Is there a built in function equivalent to .NET's
Guid.NewGuid();
in Cocoa?
My desire is to produce a string along the lines of 550e8400-e29b-41d4-a716-446655440000
which represents a unique identifier.
Is there a built in function equivalent to .NET's
Guid.NewGuid();
in Cocoa?
My desire is to produce a string along the lines of 550e8400-e29b-41d4-a716-446655440000
which represents a unique identifier.
UUIDs are handled in Core Foundation, by the CFUUID library. The function you are looking for is CFUUIDCreate.
FYI for further searches: these are most commonly known as UUIDs, the term GUID isn't used very often outside of the Microsoft world. You might have more luck with that search term.
Some code:
For a string UUID, the following class method should do the trick:
+(NSString*)UUIDString {
CFUUIDRef theUUID = CFUUIDCreate(NULL);
CFStringRef string = CFUUIDCreateString(NULL, theUUID);
CFRelease(theUUID);
return [(NSString *)string autorelease];
}
if you really want the bytes (not the string):
+(CFUUIDBytes)UUIDBytes {
CFUUIDRef theUUID = CFUUIDCreate(NULL);
CFUUIDBytes bytes = CFUUIDGetUUIDBytes(theUUID);
CFRelease(theUUID);
return bytes;
}
where CFUUIDBytes is a struct of the UUID bytes.

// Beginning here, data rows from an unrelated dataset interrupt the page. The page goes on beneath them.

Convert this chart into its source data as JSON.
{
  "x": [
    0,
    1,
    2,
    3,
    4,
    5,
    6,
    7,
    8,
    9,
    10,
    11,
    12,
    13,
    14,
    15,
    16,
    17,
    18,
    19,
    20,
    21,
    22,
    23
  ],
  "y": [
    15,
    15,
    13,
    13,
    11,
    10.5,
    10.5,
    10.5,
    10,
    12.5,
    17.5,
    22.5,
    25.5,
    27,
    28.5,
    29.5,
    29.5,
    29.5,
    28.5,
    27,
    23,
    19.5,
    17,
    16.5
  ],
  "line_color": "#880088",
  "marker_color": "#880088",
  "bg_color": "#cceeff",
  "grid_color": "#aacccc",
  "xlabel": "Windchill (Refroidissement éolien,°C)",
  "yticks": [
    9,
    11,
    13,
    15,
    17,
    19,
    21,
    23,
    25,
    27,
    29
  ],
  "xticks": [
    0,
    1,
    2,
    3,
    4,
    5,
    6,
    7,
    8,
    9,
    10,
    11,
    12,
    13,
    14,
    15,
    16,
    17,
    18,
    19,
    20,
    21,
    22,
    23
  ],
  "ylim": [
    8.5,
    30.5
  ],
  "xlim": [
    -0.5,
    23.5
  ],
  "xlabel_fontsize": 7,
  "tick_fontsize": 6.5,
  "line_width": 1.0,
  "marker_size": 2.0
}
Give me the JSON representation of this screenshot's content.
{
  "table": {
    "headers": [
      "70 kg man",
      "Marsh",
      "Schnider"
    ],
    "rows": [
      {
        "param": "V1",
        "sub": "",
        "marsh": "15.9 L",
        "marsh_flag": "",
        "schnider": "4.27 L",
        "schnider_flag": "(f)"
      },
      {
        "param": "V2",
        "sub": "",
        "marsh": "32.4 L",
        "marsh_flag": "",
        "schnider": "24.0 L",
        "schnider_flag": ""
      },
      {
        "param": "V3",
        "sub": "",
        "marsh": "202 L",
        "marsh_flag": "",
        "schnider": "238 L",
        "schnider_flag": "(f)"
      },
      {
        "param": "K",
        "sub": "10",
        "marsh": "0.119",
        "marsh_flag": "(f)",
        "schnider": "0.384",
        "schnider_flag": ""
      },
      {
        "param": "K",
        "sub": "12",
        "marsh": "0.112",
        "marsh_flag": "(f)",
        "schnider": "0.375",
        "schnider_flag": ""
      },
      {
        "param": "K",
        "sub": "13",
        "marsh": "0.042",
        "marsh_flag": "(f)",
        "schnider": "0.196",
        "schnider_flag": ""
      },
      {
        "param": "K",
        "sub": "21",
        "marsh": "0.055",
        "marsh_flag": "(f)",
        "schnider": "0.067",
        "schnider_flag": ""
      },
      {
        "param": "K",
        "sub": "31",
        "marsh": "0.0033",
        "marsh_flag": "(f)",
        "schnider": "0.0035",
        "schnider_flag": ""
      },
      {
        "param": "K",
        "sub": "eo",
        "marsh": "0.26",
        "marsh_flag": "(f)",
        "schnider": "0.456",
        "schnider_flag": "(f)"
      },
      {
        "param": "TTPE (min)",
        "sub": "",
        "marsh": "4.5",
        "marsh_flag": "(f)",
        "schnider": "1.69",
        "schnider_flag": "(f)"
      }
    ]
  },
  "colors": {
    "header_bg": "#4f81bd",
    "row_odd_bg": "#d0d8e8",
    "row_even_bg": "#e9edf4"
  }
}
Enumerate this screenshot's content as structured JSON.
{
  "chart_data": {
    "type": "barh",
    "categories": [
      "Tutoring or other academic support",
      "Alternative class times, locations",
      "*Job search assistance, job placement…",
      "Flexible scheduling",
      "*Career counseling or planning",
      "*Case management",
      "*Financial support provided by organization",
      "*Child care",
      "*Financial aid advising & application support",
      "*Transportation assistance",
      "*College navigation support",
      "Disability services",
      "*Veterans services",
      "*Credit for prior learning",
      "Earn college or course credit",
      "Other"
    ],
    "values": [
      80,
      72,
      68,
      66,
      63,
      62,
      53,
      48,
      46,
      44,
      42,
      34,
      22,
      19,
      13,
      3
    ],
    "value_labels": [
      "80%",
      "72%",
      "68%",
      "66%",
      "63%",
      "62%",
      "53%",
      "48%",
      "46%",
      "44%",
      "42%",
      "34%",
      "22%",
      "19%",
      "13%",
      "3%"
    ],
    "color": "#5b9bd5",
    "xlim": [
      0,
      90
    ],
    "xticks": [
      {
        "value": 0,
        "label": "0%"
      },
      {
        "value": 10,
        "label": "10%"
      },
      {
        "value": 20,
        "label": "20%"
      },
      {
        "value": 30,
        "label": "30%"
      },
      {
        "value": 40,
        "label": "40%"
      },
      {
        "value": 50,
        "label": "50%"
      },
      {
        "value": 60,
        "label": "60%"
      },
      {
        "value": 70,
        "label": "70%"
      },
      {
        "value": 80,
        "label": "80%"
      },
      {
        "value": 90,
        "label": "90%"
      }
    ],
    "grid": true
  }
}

At least on MacOSX 10.5.x you might use the command line tool "uuidgen" to get your string e.g.
$ uuidgen
054209C4-3873-4679-8104-3C18AE780512
there's also an option -hdr with this comand that conveniently generates it in header style
See man-page for further infos.
or there's the uuidgen
command line tool.
Since 10.8 you could also use: NSString *uuidString = [[NSUUID UUID] UUIDString];
Check out the Wikipedia article and the Core Foundation page.
Since 10.3 or so, you can use [[NSProcessInfo processInfo] globallyUniqueString]
. However, while this currently generates a UUID, it never has been and still isn't guaranteed to do that, so if you really need a UUID and not just any unique string, you should use CFUUID.